FTAM was not a successful standard in terms of actual implementation and industry support. The FTBP is probably one of the only practical applications of the file model developed for FTAM. Furthermore it should be noted that the FTBP uses only this model and the associated ASN.1 syntaxes, but it does not use in any way the service or protocol specifications that build the main part of FTAM.

The interesting aspect of the FTBP is that it provides an already standardized model for files, that are by default considered as being “unstructured binary”. It therefore offers a framework, that can be used as appropriate depending on the RAI. Furthermore since the RAI is not well-defined and subject to evolution, the existence of pre-defined parameters facilitates the future support of RAI elements.
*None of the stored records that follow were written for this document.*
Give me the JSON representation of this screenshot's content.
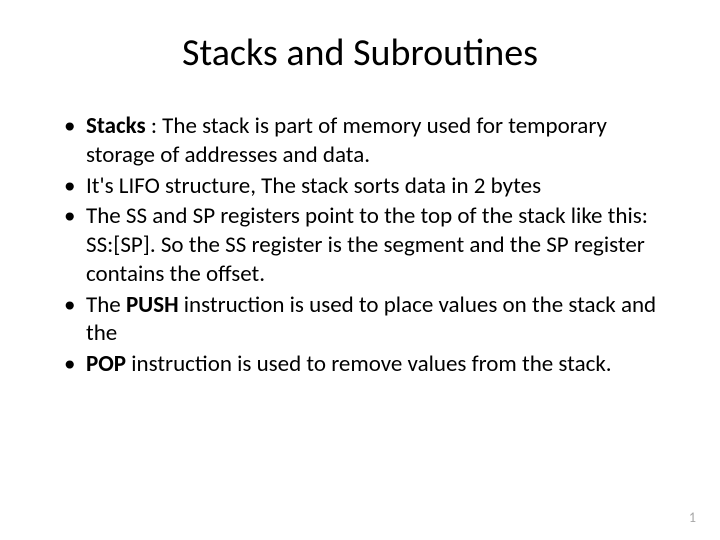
{
  "slide": {
    "title": "Stacks and Subroutines",
    "title_fontsize": 38,
    "body_fontsize": 23,
    "background_color": "#ffffff",
    "text_color": "#000000",
    "pagenum_color": "#a6a6a6",
    "bullets": [
      {
        "lead_bold": "Stacks",
        "rest": " : The stack is part of memory used for temporary storage of addresses and data."
      },
      {
        "text": "It's LIFO structure, The stack sorts data in 2 bytes"
      },
      {
        "text": "The SS and SP registers point to the top of the stack like this: SS:[SP]. So the SS register is the segment and the SP register contains the offset."
      },
      {
        "pre": "The ",
        "bold": "PUSH",
        "post": " instruction is used to place values on the stack and the"
      },
      {
        "bold": "POP",
        "post": " instruction is used to remove values from the stack."
      }
    ],
    "page_number": "1"
  }
}
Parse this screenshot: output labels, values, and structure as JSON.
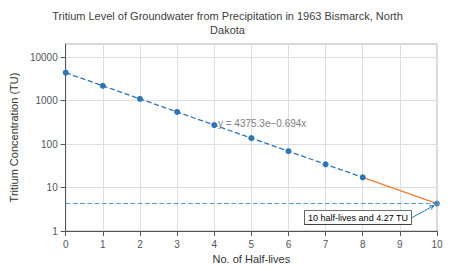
{
  "chart_data": {
    "type": "line",
    "title": "Tritium Level of Groundwater from Precipitation in 1963 Bismarck, North\nDakota",
    "xlabel": "No. of Half-lives",
    "ylabel": "Tritium Concentration (TU)",
    "log": "y",
    "grid": true,
    "xlim": [
      0,
      10
    ],
    "xticks": [
      0,
      1,
      2,
      3,
      4,
      5,
      6,
      7,
      8,
      9,
      10
    ],
    "ylim": [
      1,
      20000
    ],
    "yticks": [
      1,
      10,
      100,
      1000,
      10000
    ],
    "series": [
      {
        "type": "line",
        "x": [
          0,
          1,
          2,
          3,
          4,
          5,
          6,
          7,
          8
        ],
        "values": [
          4375.3,
          2187.65,
          1093.8,
          546.9,
          273.45,
          136.7,
          68.4,
          34.2,
          17.1
        ],
        "color": "#2e75b6",
        "line_style": "dashed",
        "marker": "circle"
      },
      {
        "type": "hline",
        "values": [
          4.27
        ],
        "color": "#5b9bd5",
        "line_style": "dashed"
      },
      {
        "type": "line",
        "x": [
          8,
          10
        ],
        "values": [
          17.1,
          4.27
        ],
        "color": "#ed7d31",
        "line_style": "solid"
      },
      {
        "type": "scatter",
        "x": [
          10
        ],
        "values": [
          4.27
        ],
        "color": "#2e75b6",
        "marker": "circle"
      }
    ],
    "annotations": [
      {
        "text": "y = 4375.3e−0.694x",
        "x": 4.1,
        "y": 230,
        "color": "#808080"
      },
      {
        "text": "10 half-lives and 4.27 TU",
        "x": 10,
        "y": 4.27,
        "arrow_color": "#2e75b6"
      }
    ]
  }
}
The FTBP parameters include 5 parameter sets and an extensions field:

related stored file, which indicates to the recipient any intended relationship between the file in this body part and any file held by the recipient. There is no clear requirement for using this parameter in AMHS;
contents type, which indicates the abstract data types of the contents of the file. One of the elements of this parameter set is “document-type”, which is registered in the ISO FTAM arc[2] of the OID tree. There are 5 registered OID values[3]. In AMHS this should be used to indicate “unstructured binary file”;
environment, which describes the machine, operating system, application, etc. from which the file originated. The optional “application” element is an OID. It may be associated with a (optional) descriptive identifier, which is a GRAPHICAL STRING. The Electronic Messaging Association (EMA) has registered OIDs to be used in the “application” field. These OIDs correspond to popular software packages (Word, Excel, WordPerfect, Lotus Notes, etc.), thereby enabling the recipient UA to determine the appropriate viewer for the file. Certain OIDs registered by EMA are also generic (“generic binary attachment”, “generic text attachment”, etc.). In AMHS this could be used to indicate the message-type, by means of the “application” element, provided that it does not conflict with another usage based on EMA- (or another body) registered values.;
compression, which describes the compression type if the file is transferred in a compressed-mode. There is no clear requirement for using this parameter in AMHS;
file attributes, which conveys a set of optional file attributes. When the recipient is to create a new file, these values are to be used in establishing the initial file attributes. 15 attributes are defined, including an attribute-extensions field. The ASN.1 syntax for most of these attributes was originally defined in ISO 8571-2, FTAM, and it is imported in the X.420 IPMS ASN.1. In AMHS this should be used to convey at least the file pathname (one of the attributes), which could include the message type, and possibly date/time information (3possible attributes) if needed.

Furthermore, ISO/IEC ISP 12062-2:1997 (AMH21 – IPM Content) mandates support of FTBP in reception (see ref [6], A.1.3.1) as part of the ISP basic requirements. Support in origination is optional only. ISO/IEC ISP 12062-2:1997 is the 2nd Edition of the ISP[4]. This demonstrates a significant interest for this type of body part among the MHS implementers’ community at the time when the ISPs were developed[5]. ISO/IEC ISP 12062-2 mandates a minimal number of elements among the file-transfer parameters:

contents-type,
application-reference,
pathname,
date/time of last modification,
object-size.

Although minimal, this should be sufficient for the envisaged RAI in AMHS.